I don’t know about you, but I’m now paying 49.99% more for my favorite tortilla chips, which used to cost $0.92 but now cost $1.38.

I like the “Great Value” brand of tortilla chips, not just because they’re cheaper, but I actually like the taste, the crunch, and the fact that they’re not as broken in the bag as the name brand stuff, because if there’s one thing I hate more than most things in life, it’s broken chips, but notice the problem with the price increase: Off-brand, generic food is the cheapest, but even the off-brand stuff is seeing huge price increases, with the point being that if one is feeling the sting of inflation, one can “downgrade” to the off-brand stuff, but what happens if one is already buying the off-brand stuff?

Yikes!

Now, to highlight the simple absurdity, the lies, really, of government (or Fed) inflation reports, let’s take one specific category from today’s report: New vehicles.

According to the BLS, prices for new vehicles rose 1.5% on the month, and 6.4% on the year.

What’s the problem with that?

The smoke and mirrors is the problem, of course, leading to the fact that the Federal government always gets their cake, and they always get to eat it, or however the saying goes.

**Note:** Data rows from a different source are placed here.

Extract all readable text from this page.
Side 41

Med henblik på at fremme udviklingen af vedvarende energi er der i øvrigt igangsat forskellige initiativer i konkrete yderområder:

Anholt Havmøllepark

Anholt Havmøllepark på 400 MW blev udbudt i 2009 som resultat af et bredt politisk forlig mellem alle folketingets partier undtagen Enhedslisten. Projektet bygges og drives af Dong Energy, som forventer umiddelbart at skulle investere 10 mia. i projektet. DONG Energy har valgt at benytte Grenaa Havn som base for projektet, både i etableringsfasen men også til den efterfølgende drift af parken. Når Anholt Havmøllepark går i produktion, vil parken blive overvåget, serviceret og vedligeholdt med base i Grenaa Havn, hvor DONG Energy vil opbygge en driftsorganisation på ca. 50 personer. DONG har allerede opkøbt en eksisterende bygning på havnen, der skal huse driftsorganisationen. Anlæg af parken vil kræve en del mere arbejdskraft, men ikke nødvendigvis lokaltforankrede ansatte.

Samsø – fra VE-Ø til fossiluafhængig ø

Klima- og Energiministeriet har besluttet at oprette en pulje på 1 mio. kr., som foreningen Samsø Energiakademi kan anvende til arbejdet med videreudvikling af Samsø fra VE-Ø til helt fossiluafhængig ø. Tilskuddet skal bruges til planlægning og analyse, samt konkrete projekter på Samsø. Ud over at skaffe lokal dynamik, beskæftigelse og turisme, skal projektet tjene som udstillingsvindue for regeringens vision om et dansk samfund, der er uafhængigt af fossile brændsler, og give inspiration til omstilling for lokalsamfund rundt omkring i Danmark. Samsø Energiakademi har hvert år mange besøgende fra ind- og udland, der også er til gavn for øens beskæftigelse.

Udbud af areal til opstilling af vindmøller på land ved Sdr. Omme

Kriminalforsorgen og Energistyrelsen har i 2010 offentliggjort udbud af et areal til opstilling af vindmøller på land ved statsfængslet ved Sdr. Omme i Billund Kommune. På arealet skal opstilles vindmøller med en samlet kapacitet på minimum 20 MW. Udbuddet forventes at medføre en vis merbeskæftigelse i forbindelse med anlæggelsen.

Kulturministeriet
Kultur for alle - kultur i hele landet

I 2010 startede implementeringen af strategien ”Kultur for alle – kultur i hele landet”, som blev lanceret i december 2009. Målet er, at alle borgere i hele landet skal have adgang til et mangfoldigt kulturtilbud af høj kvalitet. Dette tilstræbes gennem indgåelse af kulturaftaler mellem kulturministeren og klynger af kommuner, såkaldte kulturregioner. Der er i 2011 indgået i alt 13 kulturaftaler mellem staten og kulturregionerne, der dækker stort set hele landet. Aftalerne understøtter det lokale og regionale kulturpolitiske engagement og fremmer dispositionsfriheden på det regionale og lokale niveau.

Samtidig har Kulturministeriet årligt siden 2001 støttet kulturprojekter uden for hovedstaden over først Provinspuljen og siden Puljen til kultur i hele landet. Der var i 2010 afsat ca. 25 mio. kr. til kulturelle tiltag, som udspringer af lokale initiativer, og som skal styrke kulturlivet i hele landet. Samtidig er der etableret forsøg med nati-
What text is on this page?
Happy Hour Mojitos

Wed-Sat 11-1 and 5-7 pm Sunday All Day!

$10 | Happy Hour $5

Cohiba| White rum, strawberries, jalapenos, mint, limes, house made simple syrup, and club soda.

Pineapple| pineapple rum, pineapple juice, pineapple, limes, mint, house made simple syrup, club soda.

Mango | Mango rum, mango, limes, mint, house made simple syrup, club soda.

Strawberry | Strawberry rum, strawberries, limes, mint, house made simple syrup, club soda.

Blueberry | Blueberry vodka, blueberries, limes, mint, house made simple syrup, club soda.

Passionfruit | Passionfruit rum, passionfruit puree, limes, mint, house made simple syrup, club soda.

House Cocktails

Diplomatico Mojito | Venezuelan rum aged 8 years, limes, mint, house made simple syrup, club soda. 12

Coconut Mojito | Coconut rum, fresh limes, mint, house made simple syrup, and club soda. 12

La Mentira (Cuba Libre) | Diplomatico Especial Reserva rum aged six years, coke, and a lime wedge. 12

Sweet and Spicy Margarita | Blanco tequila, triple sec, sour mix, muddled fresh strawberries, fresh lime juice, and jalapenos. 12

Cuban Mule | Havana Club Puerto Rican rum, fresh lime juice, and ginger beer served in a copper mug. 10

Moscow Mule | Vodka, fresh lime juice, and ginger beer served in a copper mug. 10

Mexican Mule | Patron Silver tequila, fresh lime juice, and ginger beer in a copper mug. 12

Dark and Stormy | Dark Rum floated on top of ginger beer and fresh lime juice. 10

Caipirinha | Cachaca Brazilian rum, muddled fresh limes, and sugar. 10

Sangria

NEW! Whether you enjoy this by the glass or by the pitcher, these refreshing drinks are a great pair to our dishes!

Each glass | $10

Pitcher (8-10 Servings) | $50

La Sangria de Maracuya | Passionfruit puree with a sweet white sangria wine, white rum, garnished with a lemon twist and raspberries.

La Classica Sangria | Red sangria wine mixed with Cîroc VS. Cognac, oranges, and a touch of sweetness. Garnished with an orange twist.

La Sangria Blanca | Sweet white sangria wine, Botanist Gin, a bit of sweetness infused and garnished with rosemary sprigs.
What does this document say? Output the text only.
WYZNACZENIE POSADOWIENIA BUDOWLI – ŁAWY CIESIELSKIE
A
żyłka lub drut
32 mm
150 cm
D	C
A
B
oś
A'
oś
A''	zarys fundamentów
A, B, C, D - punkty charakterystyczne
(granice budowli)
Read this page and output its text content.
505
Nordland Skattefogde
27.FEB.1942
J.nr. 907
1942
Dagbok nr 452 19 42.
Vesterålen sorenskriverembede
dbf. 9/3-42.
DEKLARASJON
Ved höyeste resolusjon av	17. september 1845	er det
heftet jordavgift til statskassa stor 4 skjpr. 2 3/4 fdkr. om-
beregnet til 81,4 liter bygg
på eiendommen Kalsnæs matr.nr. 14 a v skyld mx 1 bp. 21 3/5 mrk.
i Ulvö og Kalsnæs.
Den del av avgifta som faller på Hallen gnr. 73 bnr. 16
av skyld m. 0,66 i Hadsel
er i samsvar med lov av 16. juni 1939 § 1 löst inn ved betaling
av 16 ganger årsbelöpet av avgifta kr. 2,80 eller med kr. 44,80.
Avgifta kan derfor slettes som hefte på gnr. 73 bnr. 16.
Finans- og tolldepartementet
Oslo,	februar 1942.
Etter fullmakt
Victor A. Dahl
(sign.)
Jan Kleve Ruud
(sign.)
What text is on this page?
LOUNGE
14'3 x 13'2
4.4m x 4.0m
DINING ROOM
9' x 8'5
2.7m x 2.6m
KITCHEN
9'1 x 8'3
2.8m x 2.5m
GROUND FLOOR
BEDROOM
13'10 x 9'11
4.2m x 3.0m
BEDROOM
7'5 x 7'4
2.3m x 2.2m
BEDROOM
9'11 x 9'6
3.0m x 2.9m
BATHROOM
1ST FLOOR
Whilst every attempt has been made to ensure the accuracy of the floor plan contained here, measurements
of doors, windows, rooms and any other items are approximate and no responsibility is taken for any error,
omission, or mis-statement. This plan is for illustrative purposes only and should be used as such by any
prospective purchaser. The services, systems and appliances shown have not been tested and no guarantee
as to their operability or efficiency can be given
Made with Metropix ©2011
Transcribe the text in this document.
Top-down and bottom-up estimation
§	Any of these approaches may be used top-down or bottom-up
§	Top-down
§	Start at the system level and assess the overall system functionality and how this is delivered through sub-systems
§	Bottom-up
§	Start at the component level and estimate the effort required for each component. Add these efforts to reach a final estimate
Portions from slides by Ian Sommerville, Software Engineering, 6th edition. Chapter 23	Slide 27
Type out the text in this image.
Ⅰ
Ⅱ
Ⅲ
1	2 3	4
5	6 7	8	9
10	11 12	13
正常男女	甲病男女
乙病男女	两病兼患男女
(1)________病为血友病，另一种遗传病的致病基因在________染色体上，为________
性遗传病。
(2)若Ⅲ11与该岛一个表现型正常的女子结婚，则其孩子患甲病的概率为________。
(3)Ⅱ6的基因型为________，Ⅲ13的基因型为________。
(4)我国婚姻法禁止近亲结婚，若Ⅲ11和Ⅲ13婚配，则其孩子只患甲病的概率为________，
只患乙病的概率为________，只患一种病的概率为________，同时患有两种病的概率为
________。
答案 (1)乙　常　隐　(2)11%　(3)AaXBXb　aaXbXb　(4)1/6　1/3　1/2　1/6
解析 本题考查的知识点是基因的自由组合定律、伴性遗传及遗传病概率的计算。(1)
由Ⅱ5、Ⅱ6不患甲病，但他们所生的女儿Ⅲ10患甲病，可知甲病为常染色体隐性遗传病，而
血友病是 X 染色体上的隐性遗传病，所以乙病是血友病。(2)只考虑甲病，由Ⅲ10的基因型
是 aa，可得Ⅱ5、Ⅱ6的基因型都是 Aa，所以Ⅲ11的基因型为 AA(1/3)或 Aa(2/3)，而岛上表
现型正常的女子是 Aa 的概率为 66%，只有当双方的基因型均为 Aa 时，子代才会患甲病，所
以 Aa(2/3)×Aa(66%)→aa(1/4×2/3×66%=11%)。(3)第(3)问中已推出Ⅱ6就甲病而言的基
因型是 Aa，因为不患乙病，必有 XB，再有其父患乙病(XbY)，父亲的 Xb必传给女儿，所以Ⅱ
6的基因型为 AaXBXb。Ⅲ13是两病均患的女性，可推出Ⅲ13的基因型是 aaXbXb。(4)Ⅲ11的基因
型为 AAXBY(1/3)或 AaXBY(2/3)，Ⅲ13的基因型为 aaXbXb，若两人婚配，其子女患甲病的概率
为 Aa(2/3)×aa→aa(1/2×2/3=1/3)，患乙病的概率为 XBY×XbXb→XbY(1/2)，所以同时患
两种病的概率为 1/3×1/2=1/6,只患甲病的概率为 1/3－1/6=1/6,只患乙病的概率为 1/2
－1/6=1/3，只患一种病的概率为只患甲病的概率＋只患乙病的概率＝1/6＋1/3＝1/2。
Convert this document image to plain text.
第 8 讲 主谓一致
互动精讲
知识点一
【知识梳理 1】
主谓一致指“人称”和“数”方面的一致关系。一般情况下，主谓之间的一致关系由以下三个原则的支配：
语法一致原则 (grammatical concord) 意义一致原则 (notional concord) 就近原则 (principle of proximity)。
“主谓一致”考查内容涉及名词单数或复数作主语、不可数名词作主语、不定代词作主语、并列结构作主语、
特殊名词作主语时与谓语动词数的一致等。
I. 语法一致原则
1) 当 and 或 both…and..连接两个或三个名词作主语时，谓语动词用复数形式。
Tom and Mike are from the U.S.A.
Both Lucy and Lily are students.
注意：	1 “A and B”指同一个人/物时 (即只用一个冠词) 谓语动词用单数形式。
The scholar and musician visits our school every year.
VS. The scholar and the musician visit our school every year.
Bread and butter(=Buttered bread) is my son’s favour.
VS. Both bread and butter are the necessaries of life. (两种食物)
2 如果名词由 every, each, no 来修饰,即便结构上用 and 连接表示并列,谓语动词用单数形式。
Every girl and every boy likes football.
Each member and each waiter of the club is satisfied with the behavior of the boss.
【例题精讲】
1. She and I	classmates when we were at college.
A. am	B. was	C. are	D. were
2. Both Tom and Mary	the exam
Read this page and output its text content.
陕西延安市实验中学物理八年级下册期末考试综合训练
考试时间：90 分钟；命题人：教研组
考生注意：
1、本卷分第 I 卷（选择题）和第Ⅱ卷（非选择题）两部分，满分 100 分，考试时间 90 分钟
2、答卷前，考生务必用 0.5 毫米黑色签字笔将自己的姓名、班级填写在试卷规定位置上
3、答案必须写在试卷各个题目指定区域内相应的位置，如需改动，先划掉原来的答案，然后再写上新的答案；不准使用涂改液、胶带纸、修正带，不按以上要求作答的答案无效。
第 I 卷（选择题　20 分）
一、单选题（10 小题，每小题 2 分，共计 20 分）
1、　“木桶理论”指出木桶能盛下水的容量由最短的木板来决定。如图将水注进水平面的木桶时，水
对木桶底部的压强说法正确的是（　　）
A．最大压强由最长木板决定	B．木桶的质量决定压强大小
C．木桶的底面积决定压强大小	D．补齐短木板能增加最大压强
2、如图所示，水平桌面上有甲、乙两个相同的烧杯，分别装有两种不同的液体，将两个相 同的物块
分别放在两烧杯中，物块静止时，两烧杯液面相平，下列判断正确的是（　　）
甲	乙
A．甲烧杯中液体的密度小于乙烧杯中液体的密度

Shown easily here by using data from the St. Louis Fed database, if we are to believe the inflation statistics, which, obviously, both the Fed and the Federal government understate by way of official and unofficial policy, for nearly twenty five years, from 1997 to 2020, the price of new vehicles was basically flat:

This is because of the magic of “hedonic adjustments”, whereas since the 2020 model-year vehicle is “better”, so to say, it doesn’t really cost more, even though it costs more.

The absurdity is that the Fed and the Feds get to pick and choose what to adjust at their own convenience.

In other words, if a car costs more, but it has airbags and a CD player in addition to just a seatbelt and a radio, then it doesn’t really cost more because the newer car is better, but what has been happening with new vehicles throughout 2021?

What has been happening is that vehicle manufacturers have been cutting back on features because of the “microchip shortage”, so whereas many things were once standard on some vehicles just a year ago, this is not necessarily the case today, and it’s not just “creature comfort” features either, but useful features, such as Nissan leaving out navigation or Ram Trucks leaving out the “intelligent mirror”.

So here’s the honest question: In general terms, if one is paying more for a new vehicle but getting less actual vehicle for more money, how is that not understating inflation by way of official and unofficial policy?

Meh.

Doesn’t matter.

The US Dollar is, after all, unbacked, debt based fiat currency dependent on exponential, unsustainable growth, so hyperinflation is baked into the cake.

I’m just glad I bought three brand new vehicles in 2020 (one in early 2021) when nobody wanted them and when there was maximum selection.

Gold & silver gyrated on the latest inflation news:

Amazing how silver’s still a country mile away from its all-time record high, isn’t it?